Depuis 10 jours, 77 migrants refusent de débarquer à Misrata après avoir été secourus en mer Méditerranée par un navire commercial, le Nivin. Les organisations internationales continuent de négocier avec les autorités libyennes mais redoutent que la situation dégénère. “Pour l’instant, on ne voit pas de sortie de crise”, déclare une source internationale.
“Les Libyens vont finir par perdre patience”, signale une source au sein d’une organisation internationale à InfoMigrants. Plus les jours passent, plus la situation se tend au port de Misrata. À quai depuis 10 jours après avoir été secourus en mer par un navire commercial le 8 novembre, les 77 migrants à bord du Nivin refusent toujours de débarquer en Libye. “Pour l’instant, on ne voit pas de sortie de crise”, précise encore cette source qui souhaite rester anonyme.
Les organisations internationales, comme l’Organisation internationale des migrations (OIM), le Haut-Commissariat des Nations unies pour les réfugiés (HCR) et Médecins sans frontières (MSF), redoutent l’éventualité de l’utilisation de la force pour faire sortir ces migrants. “On continue de demander une solution pacifique”, répète à InfoMigrants Paula Esteban du HCR en Libye.
Les autorités libyennes veulent envoyer les migrants en centre de détention – comme ils le font déjà quand ils récupèrent des embarcations en mer. Or, “les renvoyer en centres de détention n’est pas une solution acceptable, insiste Julien Raickman, chef de mission MSF en Libye. Il faut trouver des alternatives”. L’ONG a en effet, à de nombreuses reprises, alerté sur les conditions de vie des migrants dans les centres officiels libyens, où la “situation est intenable”.
Toutefois, selon les agences onusiennes sur place, une solution alternative semble envisageable : envoyer les migrants dans le centre de transit de Tripoli, nouvellement construit et qui compte 1 000 places vides. Contrairement aux centres de rétention, depuis ce lieu, les migrants auront plusieurs choix : profiter du retour volontaire avec l’aide de l’OIM ou être évacués vers des centres d’urgence gérés par le HCR dans d’autres pays. “Ce centre est vide et opérationnel mais les Libyens ne veulent pas en entendre parler”, assure une source internationale sans préciser les raisons. Les migrants, eux-aussi, refusent catégoriquement cette proposition qui les ramène en Libye.
Les migrants du Nivin sont retranchés à l’intérieur du bateau. Crédit : DR
“C’est soit l’Europe, soit la mort”
Ces derniers campent sur leurs positions et assurent qu’ils ne quitteront le navire qu’à condition d’être déposés en Europe. “Plutôt mourir que de retourner en Libye. C’est soit l’Europe, soit la mort”, déclare à InfoMigrants Victor*, un jeune Soudanais à bord du Nivin.
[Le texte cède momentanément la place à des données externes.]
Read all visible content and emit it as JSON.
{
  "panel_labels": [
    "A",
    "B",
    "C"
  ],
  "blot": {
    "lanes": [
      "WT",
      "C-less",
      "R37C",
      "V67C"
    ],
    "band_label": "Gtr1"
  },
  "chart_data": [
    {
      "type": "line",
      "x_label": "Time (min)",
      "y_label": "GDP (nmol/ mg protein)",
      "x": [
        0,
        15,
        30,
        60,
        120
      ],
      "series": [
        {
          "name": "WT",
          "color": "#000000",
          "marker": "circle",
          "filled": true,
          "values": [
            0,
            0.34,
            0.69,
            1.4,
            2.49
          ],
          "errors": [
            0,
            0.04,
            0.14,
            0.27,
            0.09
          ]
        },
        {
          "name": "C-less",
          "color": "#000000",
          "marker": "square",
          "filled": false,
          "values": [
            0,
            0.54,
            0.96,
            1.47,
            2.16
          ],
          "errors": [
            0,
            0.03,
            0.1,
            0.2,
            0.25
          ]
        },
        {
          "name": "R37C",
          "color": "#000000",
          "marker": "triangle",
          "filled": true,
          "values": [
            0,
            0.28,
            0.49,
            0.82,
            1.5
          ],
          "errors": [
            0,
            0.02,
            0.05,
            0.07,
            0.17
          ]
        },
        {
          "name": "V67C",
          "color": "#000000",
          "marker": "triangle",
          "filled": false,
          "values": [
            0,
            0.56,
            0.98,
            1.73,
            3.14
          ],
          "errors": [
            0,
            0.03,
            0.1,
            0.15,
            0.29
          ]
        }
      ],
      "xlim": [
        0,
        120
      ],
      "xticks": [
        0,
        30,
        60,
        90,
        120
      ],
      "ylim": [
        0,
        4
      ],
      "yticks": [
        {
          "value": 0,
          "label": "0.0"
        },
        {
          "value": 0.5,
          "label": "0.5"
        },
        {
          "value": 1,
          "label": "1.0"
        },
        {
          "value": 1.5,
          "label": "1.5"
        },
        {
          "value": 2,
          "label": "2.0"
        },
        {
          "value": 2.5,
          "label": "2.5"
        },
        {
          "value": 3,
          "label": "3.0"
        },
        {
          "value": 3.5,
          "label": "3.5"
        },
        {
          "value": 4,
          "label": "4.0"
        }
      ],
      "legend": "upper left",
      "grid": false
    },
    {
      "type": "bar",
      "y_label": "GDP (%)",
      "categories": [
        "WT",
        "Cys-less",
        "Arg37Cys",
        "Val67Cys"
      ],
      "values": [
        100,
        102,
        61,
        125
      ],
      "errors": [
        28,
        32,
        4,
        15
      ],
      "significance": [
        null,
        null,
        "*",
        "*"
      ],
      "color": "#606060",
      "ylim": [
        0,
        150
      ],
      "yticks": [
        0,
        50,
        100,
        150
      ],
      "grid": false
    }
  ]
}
Chaque jour, des membres d’organisations internationales apportent de la nourriture et des soins médicaux aux 77 migrants, dont 28 mineurs, qui sont désormais barricadés à l’intérieur du navire commercial. “Personne n’ose sortir du bateau, on a trop peur”, précise Victor.
À tel point, que les entrées se font désormais au compte-gouttes, au gré des autorisations des migrants. Selon Victor, des membres d’une ONG libyenne ont tenté de monter à bord lundi 19 novembre, mais ils ont été refoulés par les migrants. Même chose pour les officiels libyens qui restent à quai. “On ne leur ouvre pas la porte car on n’accepte pas leur présence, à moins qu’ils soient accompagnés par des organisations internationales. On ne fait pas confiance aux Libyens”.
C’est la première fois que les migrants mènent une telle action pour ne pas retourner en Libye. Selon un humanitaire, “ce genre de situation va se reproduire à l’avenir donc on négocie à court mais aussi à long terme”.
En effet, depuis que l’Union européenne (UE) a élargie et confiée la zone de recherche et de sauvetage – la SAR zone – aux autorités libyennes, les migrants ont plus de risques d’être renvoyés dans ce pays même dans le cas où sont secourus par un navire commercial. “Et ce alors que l’UE ne considère pas la Libye comme un ‘port sûr’. Ce n’est plus de l’hypocrisie mais de la schizophrénie”, souffle un humanitaire.